Holt, Pedroia misplays lead to runs: In the fourth, at a time the Red Sox were trying to keep the deficit within striking distance, Holt, Boston's third baseman, made a costly error. Davis stung a grounder to third, and Holt bobbled it right next to the bag. Holt was able to step on third for the force, but if he had fielded it cleanly, it would have potentially been an inning-ending double play. Instead, Kipnis followed with an RBI single to make it 5-0. Two innings later, Pedroia admits he was too quick in trying to field a double-play grounder and had it go through his legs. Instead of the inning being over, the Indians went on to score another run on a sacrifice fly. It was just the second error for Pedroia in 46 career games in the postseason.
"Yeah I mean, shoot, the ball I missed tonight, he kind of hit it off the end and I charged it just, I should have sat back and got one out," Pedroia said. "But you're trying to get a double play and make things happen and I missed the ball. Those are physical mistakes. It happens. It's part of the game."
"He's been pushing the right buttons. Not just with the lineup, but with the bullpen the first day. I think you're seeing an experienced veteran manager who not only knows what he's doing, but he knows his team. He knows when he can push a little bit. He knows when he needs to pull back. So far, he's pushing all the right buttons." -- Kipnis, on Francona
"The nice part is we've got a little cushion, where we've just got to win one of the next three. But, I think everyone in this locker room doesn't want this getting past Game 3. We're going to go out and try to end this as soon as we can." -- Kipnis, on trying to finish off the Red Sox
"It's our home field, we're looking forward to getting back there. Obviously our back is against the wall. There's zero room for error. You have to play hard. You find out a lot about yourself and your team when you're in situations like this. I don't think anyone is ready to go home, that's for sure. We'll get to our workout tomorrow and come out and play as hard as we can." -- Pedroia
SOUND SMART WITH YOUR FRIENDS
Kluber became the ninth pitcher in Indians postseason history to log at least seven shutout innings in a start. He joined Gene Bearden (Game 3 of the 1948 World Series) as the only pitchers in Cleveland history to do so in a playoff debut. Kluber's seven strikeouts were the most by an Indians pitcher in a postseason start.

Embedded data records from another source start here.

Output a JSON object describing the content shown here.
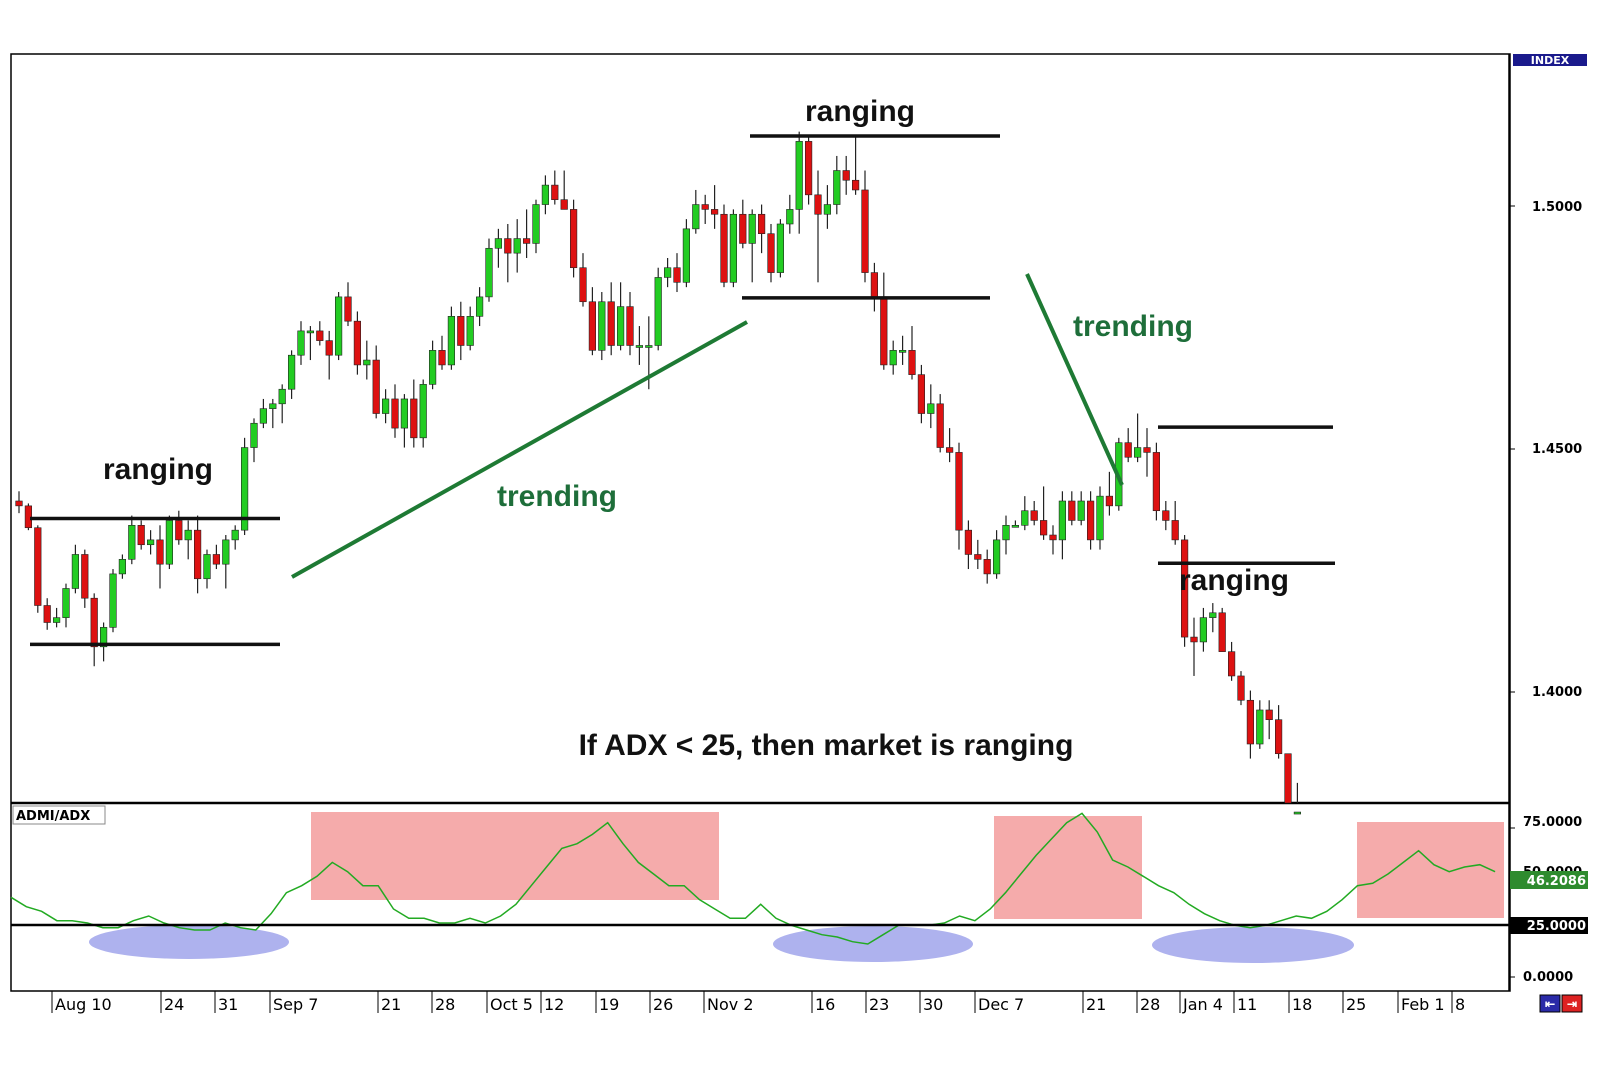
{
  "chart_data": [
    {
      "type": "candlestick",
      "indicator_label": "INDEX",
      "y_ticks": [
        "1.5000",
        "1.4500",
        "1.4000"
      ],
      "ylim": [
        1.377,
        1.532
      ],
      "x_ticks": [
        "Aug 10",
        "24",
        "31",
        "Sep 7",
        "21",
        "28",
        "Oct 5",
        "12",
        "19",
        "26",
        "Nov 2",
        "16",
        "23",
        "30",
        "Dec 7",
        "21",
        "28",
        "Jan 4",
        "11",
        "18",
        "25",
        "Feb 1",
        "8"
      ],
      "grid": false,
      "annotations": {
        "range1": "ranging",
        "range2": "ranging",
        "range3": "ranging",
        "trend1": "trending",
        "trend2": "trending",
        "rule": "If ADX < 25, then market is ranging"
      },
      "levels": {
        "range1_top": 1.4357,
        "range1_bottom": 1.4098,
        "range2_top": 1.5144,
        "range2_bottom": 1.4811,
        "range3_top": 1.4545,
        "range3_bottom": 1.4265
      },
      "colors": {
        "up": "#22cc22",
        "down": "#dd1111",
        "annotation": "#1e6e3a",
        "trendline": "#1e7a34"
      }
    },
    {
      "type": "line",
      "title": "ADMI/ADX",
      "y_ticks": [
        "75.0000",
        "50.0000",
        "25.0000",
        "0.0000"
      ],
      "ylim": [
        0,
        75
      ],
      "current_value": "46.2086",
      "threshold": 25,
      "threshold_label": "25.0000",
      "series": [
        {
          "values": [
            35,
            31,
            29,
            25,
            25,
            24,
            22,
            22,
            25,
            27,
            24,
            22,
            21,
            21,
            24,
            22,
            21,
            28,
            37,
            40,
            44,
            50,
            46,
            40,
            40,
            30,
            26,
            26,
            24,
            24,
            26,
            24,
            27,
            32,
            40,
            48,
            56,
            58,
            62,
            67,
            58,
            50,
            45,
            40,
            40,
            34,
            30,
            26,
            26,
            32,
            26,
            23,
            21,
            19,
            18,
            16,
            15,
            19,
            23,
            23,
            23,
            24,
            27,
            25,
            30,
            37,
            45,
            53,
            60,
            67,
            71,
            63,
            51,
            48,
            44,
            40,
            37,
            32,
            28,
            25,
            23,
            22,
            23,
            25,
            27,
            26,
            29,
            34,
            40,
            41,
            45,
            50,
            55,
            49,
            46,
            48,
            49,
            46
          ]
        }
      ],
      "colors": {
        "line": "#22aa22",
        "high_zone": "#f4a6a6",
        "low_zone": "#aeb2ee"
      }
    }
  ],
  "nav": {
    "left_icon": "scroll-left-icon",
    "right_icon": "scroll-right-icon"
  }
}
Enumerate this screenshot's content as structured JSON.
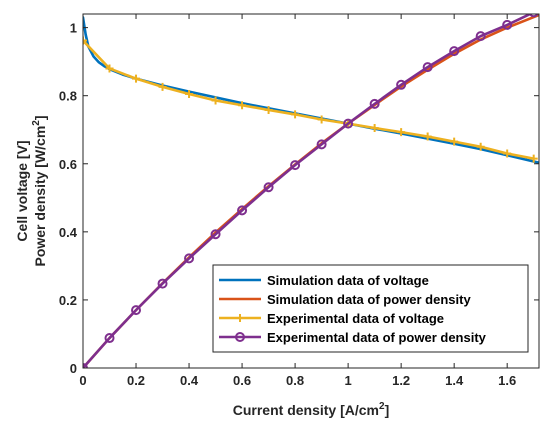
{
  "chart_data": {
    "type": "line",
    "xlabel": "Current density [A/cm",
    "xlabel_sup": "2",
    "xlabel_end": "]",
    "ylabel_line1": "Cell voltage [V]",
    "ylabel_line2": "Power density [W/cm",
    "ylabel_line2_sup": "2",
    "ylabel_line2_end": "]",
    "xlim": [
      0,
      1.72
    ],
    "ylim": [
      0,
      1.04
    ],
    "xticks": [
      0,
      0.2,
      0.4,
      0.6,
      0.8,
      1,
      1.2,
      1.4,
      1.6
    ],
    "xtick_labels": [
      "0",
      "0.2",
      "0.4",
      "0.6",
      "0.8",
      "1",
      "1.2",
      "1.4",
      "1.6"
    ],
    "yticks": [
      0,
      0.2,
      0.4,
      0.6,
      0.8,
      1
    ],
    "ytick_labels": [
      "0",
      "0.2",
      "0.4",
      "0.6",
      "0.8",
      "1"
    ],
    "grid": false,
    "legend_position": "bottom-right",
    "series": [
      {
        "name": "Simulation data of voltage",
        "color": "#0072BD",
        "marker": "none",
        "x": [
          0,
          0.01,
          0.02,
          0.04,
          0.06,
          0.08,
          0.1,
          0.15,
          0.2,
          0.3,
          0.4,
          0.5,
          0.6,
          0.7,
          0.8,
          0.9,
          1.0,
          1.1,
          1.2,
          1.3,
          1.4,
          1.5,
          1.6,
          1.72
        ],
        "y": [
          1.03,
          0.98,
          0.945,
          0.915,
          0.898,
          0.887,
          0.878,
          0.862,
          0.85,
          0.83,
          0.812,
          0.795,
          0.778,
          0.763,
          0.748,
          0.733,
          0.718,
          0.703,
          0.689,
          0.674,
          0.659,
          0.643,
          0.625,
          0.603
        ]
      },
      {
        "name": "Simulation data of power density",
        "color": "#D95319",
        "marker": "none",
        "x": [
          0,
          0.1,
          0.2,
          0.3,
          0.4,
          0.5,
          0.6,
          0.7,
          0.8,
          0.9,
          1.0,
          1.1,
          1.2,
          1.3,
          1.4,
          1.5,
          1.6,
          1.72
        ],
        "y": [
          0,
          0.088,
          0.17,
          0.249,
          0.325,
          0.398,
          0.467,
          0.534,
          0.598,
          0.66,
          0.718,
          0.773,
          0.827,
          0.876,
          0.923,
          0.965,
          1.0,
          1.037
        ]
      },
      {
        "name": "Experimental data of voltage",
        "color": "#EDB120",
        "marker": "plus",
        "x": [
          0,
          0.1,
          0.2,
          0.3,
          0.4,
          0.5,
          0.6,
          0.7,
          0.8,
          0.9,
          1.0,
          1.1,
          1.2,
          1.3,
          1.4,
          1.5,
          1.6,
          1.7
        ],
        "y": [
          0.962,
          0.88,
          0.85,
          0.826,
          0.805,
          0.786,
          0.772,
          0.758,
          0.745,
          0.73,
          0.718,
          0.705,
          0.693,
          0.68,
          0.665,
          0.65,
          0.63,
          0.615
        ]
      },
      {
        "name": "Experimental data of power density",
        "color": "#7E2F8E",
        "marker": "circle",
        "x": [
          0,
          0.1,
          0.2,
          0.3,
          0.4,
          0.5,
          0.6,
          0.7,
          0.8,
          0.9,
          1.0,
          1.1,
          1.2,
          1.3,
          1.4,
          1.5,
          1.6,
          1.7
        ],
        "y": [
          0,
          0.088,
          0.17,
          0.248,
          0.322,
          0.393,
          0.463,
          0.531,
          0.596,
          0.657,
          0.718,
          0.776,
          0.832,
          0.884,
          0.931,
          0.975,
          1.008,
          1.045
        ]
      }
    ]
  }
}
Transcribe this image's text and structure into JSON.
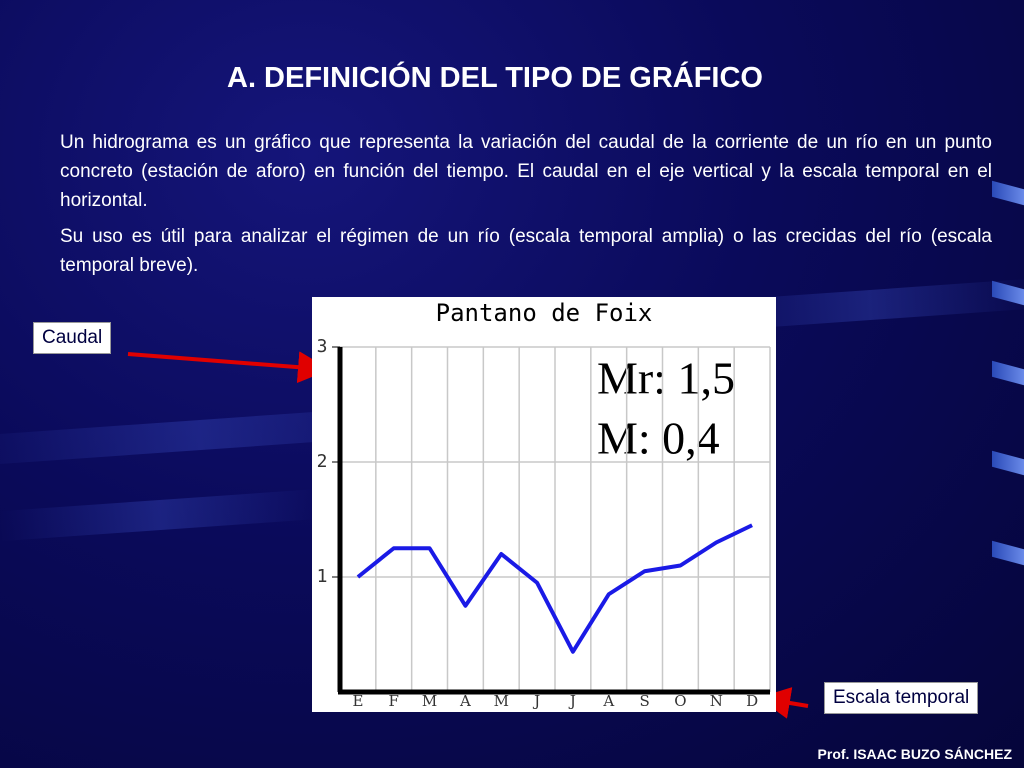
{
  "title": "A. DEFINICIÓN DEL TIPO DE GRÁFICO",
  "paragraphs": [
    "Un hidrograma es un gráfico que representa la variación del caudal de la corriente de un río en un punto concreto (estación de aforo) en función del tiempo. El caudal en el eje vertical y la escala temporal en el horizontal.",
    "Su uso es útil para analizar el régimen de un río (escala temporal amplia) o las crecidas del río (escala temporal breve)."
  ],
  "callouts": {
    "y_axis": "Caudal",
    "x_axis": "Escala temporal"
  },
  "footer": "Prof. ISAAC BUZO SÁNCHEZ",
  "chart_data": {
    "type": "line",
    "title": "Pantano de Foix",
    "annotations": [
      "Mr: 1,5",
      "M: 0,4"
    ],
    "categories": [
      "E",
      "F",
      "M",
      "A",
      "M",
      "J",
      "J",
      "A",
      "S",
      "O",
      "N",
      "D"
    ],
    "values": [
      1.0,
      1.25,
      1.25,
      0.75,
      1.2,
      0.95,
      0.35,
      0.85,
      1.05,
      1.1,
      1.3,
      1.45
    ],
    "color": "#1a1ae6",
    "ylim": [
      0,
      3
    ],
    "yticks": [
      1,
      2,
      3
    ],
    "grid": true
  }
}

On a day that not much went right for the Red Sox, Farrell at least got a replay overturned in the bottom of the fifth. Jose Ramirez was initially given credit for a steal of second, but the replay showed Pedroia slapping the tag down in time.
WHAT'S NEXT Red Sox: Righty Clay Buchholz, Boston's longest-tenured pitcher, gets the ball for Game 3 on Monday at 6 p.m. ET on TBS. The Red Sox went 6-2 at Fenway in their most recent postseason run -- back in 2013. Interestingly, Buchholz has never earned a decision in five postseason starts, posting a 4.21 ERA over 25 2/3 innings. Buchholz finished the regular season at his best, going 4-0 with a 2.63 ERA in his last seven starts.
Indians: Right-hander Josh Tomlin, who is the longest-tenured player in the organization, will start Game 3 at Fenway Park. Tomlin ended his season on a roll, posting a 1.69 ERA over the final month to overcome the August issues that temporarily cost him a spot in the rotation. Tomlin's 5.9 strikeout-to-walk ratio this year ranked second in the AL only to Boston's Rick Porcello.